The two cohorts that export reliably have now been graded with the same GAP, POS, and ORIENT rubric as the frontier track, so the numbers are directly comparable. Read them with the buildability table above: the model places roughly the right number of parts at roughly the right scale, and the grades quantify how far those parts sit from a machine.
| Cohort (n = 5) | GAP median | ORIENT aligned | POS relative median |
|---|---|---|---|
| Mechanics v2 (n=9 of 10) | 272 ± 149 mm | 12% | 118 ± 47 mm |
| Lean v5 (n=8 of 10) | 341 ± 133 mm | 20% | 233 ± 139 mm |
| Frontier range, for scale | 0.0 to 7.8 mm | 47 to 69% | 38 to 68 mm |
- Parts land 100 to 400 mm off on a 2000 mm machine. Joints that should sit flush are 300 to 400 mm apart at the median, and only 11 to 14% of interfaces fall within 1 mm. About 30% of asymmetric parts get the correct rotation.
- The shape is closer than the anchor. Relative position error is far smaller than absolute (104 mm vs roughly 500 mm for mechanics v2): the model captures local clustering better than it anchors the whole frame.

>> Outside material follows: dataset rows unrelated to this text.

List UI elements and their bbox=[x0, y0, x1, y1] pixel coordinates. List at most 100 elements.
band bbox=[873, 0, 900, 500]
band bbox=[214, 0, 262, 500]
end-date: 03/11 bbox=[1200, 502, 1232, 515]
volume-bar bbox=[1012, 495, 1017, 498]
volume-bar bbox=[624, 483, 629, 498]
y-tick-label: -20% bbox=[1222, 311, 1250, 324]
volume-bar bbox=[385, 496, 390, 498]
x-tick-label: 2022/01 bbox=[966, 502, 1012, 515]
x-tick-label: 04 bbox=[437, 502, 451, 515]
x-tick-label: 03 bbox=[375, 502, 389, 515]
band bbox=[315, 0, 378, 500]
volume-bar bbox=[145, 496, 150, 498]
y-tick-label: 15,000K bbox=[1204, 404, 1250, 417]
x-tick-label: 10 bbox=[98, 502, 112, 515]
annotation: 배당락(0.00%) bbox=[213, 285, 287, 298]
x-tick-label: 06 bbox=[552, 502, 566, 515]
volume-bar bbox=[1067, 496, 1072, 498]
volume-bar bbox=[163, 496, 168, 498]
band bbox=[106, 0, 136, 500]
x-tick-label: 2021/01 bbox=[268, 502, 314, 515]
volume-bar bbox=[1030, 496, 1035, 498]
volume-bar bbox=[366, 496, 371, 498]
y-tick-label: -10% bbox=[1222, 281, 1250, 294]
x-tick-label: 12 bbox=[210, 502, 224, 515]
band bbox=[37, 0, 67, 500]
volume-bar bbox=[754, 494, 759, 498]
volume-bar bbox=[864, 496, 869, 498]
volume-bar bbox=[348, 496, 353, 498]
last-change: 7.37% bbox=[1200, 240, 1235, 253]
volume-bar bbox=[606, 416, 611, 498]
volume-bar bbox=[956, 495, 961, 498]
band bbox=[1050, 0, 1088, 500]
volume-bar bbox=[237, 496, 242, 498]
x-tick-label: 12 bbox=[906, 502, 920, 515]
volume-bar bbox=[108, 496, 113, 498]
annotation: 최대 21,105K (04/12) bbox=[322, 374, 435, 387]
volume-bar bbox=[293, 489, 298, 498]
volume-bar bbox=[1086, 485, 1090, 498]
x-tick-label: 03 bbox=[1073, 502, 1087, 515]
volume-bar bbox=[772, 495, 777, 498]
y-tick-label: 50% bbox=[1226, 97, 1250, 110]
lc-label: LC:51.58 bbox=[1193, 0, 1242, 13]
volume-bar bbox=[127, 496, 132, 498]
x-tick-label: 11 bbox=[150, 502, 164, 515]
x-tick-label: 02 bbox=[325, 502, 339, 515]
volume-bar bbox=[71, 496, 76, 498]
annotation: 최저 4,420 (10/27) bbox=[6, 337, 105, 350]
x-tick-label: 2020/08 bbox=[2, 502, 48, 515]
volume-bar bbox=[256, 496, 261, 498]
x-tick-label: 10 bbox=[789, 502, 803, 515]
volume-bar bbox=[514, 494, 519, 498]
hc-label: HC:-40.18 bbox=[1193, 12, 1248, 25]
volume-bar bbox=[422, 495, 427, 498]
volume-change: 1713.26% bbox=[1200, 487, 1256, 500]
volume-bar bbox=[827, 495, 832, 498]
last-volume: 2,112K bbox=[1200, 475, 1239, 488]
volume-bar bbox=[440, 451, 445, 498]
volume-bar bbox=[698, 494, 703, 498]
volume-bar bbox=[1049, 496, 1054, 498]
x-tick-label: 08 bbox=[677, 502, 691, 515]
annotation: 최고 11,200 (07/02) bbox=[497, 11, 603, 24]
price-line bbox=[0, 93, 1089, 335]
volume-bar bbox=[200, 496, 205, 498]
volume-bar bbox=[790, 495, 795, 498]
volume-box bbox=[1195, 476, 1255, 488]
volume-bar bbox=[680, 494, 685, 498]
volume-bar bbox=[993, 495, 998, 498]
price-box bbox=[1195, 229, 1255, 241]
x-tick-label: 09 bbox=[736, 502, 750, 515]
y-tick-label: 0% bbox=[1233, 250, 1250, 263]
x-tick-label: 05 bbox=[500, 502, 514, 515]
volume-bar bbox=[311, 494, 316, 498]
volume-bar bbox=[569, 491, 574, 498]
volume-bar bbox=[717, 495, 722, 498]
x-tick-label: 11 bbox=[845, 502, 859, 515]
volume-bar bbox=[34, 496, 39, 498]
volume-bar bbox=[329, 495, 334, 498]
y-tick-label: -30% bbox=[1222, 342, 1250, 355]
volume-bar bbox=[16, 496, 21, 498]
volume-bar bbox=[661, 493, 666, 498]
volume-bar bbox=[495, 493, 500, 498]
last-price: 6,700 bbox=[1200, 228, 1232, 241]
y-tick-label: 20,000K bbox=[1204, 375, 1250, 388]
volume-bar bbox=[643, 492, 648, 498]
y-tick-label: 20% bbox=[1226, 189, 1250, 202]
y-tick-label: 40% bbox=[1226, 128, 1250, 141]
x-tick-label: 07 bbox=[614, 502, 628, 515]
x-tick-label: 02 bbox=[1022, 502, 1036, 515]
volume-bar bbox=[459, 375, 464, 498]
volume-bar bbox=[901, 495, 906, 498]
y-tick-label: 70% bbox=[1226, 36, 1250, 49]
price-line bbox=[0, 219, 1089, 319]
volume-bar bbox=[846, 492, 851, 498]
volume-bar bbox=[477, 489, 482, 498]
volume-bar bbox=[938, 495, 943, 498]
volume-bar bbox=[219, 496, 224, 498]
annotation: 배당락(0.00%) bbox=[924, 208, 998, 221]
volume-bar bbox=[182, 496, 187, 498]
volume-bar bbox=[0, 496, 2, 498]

- Buildability and accuracy are different objectives. Lean v5 exports cleanest; mechanics v2 places parts more accurately. Tuning a local agent only on whether it builds optimizes the wrong thing.
- The structural gates agree. Both graded builds fail inventory on the part mix (not the count) and show 20 to 28 pairs of clipping solids, while nothing floats free. Parts grouped together, not a connected frame; a connectivity gate that scores seated joints is the next grader level.
What this study does not yet answer
- Design judgement at scale. Asking a small model to weigh manufacturability, thermal load, vibration, fatigue, and kinematics is the real goal of the benchmark. It pays off only with a larger model, a longer budget, and a grader that can score those modes. That work belongs in the shared task definition, not in a local note.
Method, harness, grades, and the full run catalogue are in the open-source repository. Correctness grading uses the same CADCLAW gates as every other MARB run.